Doğruyu söylemek gerekirse şaşırınca garip bir şekilde tatlı oluyordu. Sanki sert bakmaya programlanmış yüzünün programlarında sorun varmış gibi duruyordu.

Komikti.

Bende muhtemelen onlar gittikten herşey bittikten sonra akşam yatarken düşüncelerimle boğuşucaktım.

Bu sefer Annemi rahatsız etmezsem iyi olurdu. Kaç gündür hem mesaide hemde eve geç geliyordu. Benim için uğraştığını görmek beni hem üzüyor hemde içten bir mutlulukla doldurup taşırıyordu kalbimi.

30 40 dakika kadar sonrada Barbaros ağabey ve Polisler gitmişti. Polisler idlfademi alırken Annemin adama Alparslan dediğini duymuştum. Salona baktığımda sadece Alparslan denen adam, Annem ve ben vardık.

Anneme dönüp baktığımda çok gergin gözüktüğünü gördüm. Bu kaşlarımı çatmama sebep oldu. Bana sarılıp herşeyin geçeceğini söylerken bile bu kadar gerilmemişti.

" Anne ben odama çıkıyorum çorapla birlikte uyuyacağız işin bittikten sonra uyumadan önce kapıyı kitlemeyi unutma lütfen."

" Misafirimize de geldiği için teşekkür ettiğimi iyi geceler dediğimi söylersin. İyi uykular." Dedim.

Arkamı dönüp gidecekken Alparslan'ın ;

" İyi geceler küçük hanım rica ederim sanada iyi uykular." Dediğini duydum.

Demek işaret dili eğitimi almıştı bu beni nedensizce çok mutlu etti başka insanların benim konuştuğum alfabeyi anlayabilmesini hatta benimle konuşmalarını seviyordum.

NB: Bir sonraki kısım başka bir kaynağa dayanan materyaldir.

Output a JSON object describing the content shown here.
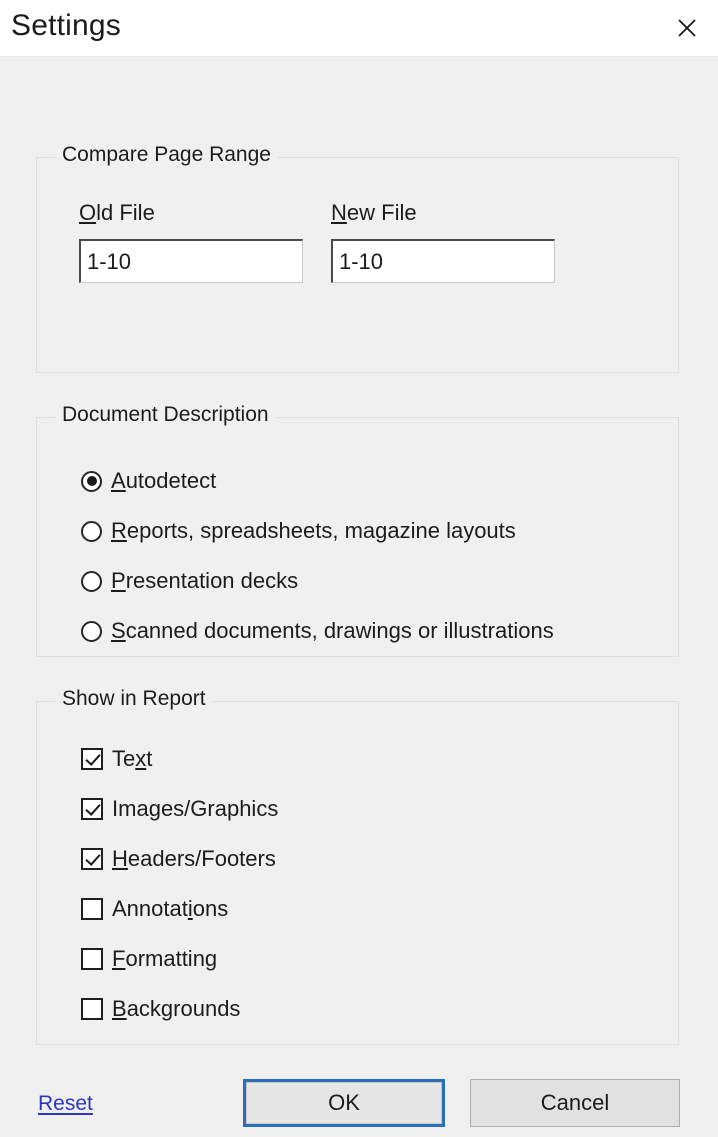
{
  "window": {
    "title": "Settings",
    "close_icon": "close-icon"
  },
  "page_range": {
    "legend": "Compare Page Range",
    "old_file": {
      "label_accel": "O",
      "label_rest": "ld File",
      "value": "1-10"
    },
    "new_file": {
      "label_accel": "N",
      "label_rest": "ew File",
      "value": "1-10"
    }
  },
  "document_description": {
    "legend": "Document Description",
    "options": [
      {
        "pre": "",
        "accel": "A",
        "post": "utodetect",
        "checked": true
      },
      {
        "pre": "",
        "accel": "R",
        "post": "eports, spreadsheets, magazine layouts",
        "checked": false
      },
      {
        "pre": "",
        "accel": "P",
        "post": "resentation decks",
        "checked": false
      },
      {
        "pre": "",
        "accel": "S",
        "post": "canned documents, drawings or illustrations",
        "checked": false
      }
    ]
  },
  "show_in_report": {
    "legend": "Show in Report",
    "items": [
      {
        "pre": "Te",
        "accel": "x",
        "post": "t",
        "checked": true
      },
      {
        "pre": "Ima",
        "accel": "g",
        "post": "es/Graphics",
        "checked": true
      },
      {
        "pre": "",
        "accel": "H",
        "post": "eaders/Footers",
        "checked": true
      },
      {
        "pre": "Annotat",
        "accel": "i",
        "post": "ons",
        "checked": false
      },
      {
        "pre": "",
        "accel": "F",
        "post": "ormatting",
        "checked": false
      },
      {
        "pre": "",
        "accel": "B",
        "post": "ackgrounds",
        "checked": false
      }
    ]
  },
  "footer": {
    "reset_label": "Reset",
    "ok_label": "OK",
    "cancel_label": "Cancel"
  },
  "colors": {
    "dialog_background": "#f0f0f0",
    "titlebar_background": "#ffffff",
    "accent_focus": "#2a6fba",
    "link": "#2b35c4",
    "group_border": "#dedede",
    "button_face": "#e1e1e1"
  }
}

Alparslan ağabey'den gözlerimi çekip bana miyavlayan Çorap'a baktım ayaklarımın orada gezip miyavladığını duydum.

Eğilip kucağıma aldım korktuğumu anlamıştı.

Belki de herşeyden çok o anlıyordu beni.

Alfabe gerekmeden ve hatta içimdeki en derin hislerimi.

Onu çok seviyordum.

Anlına bir öpücük kondurup merdivenlere doğru yürüdüm.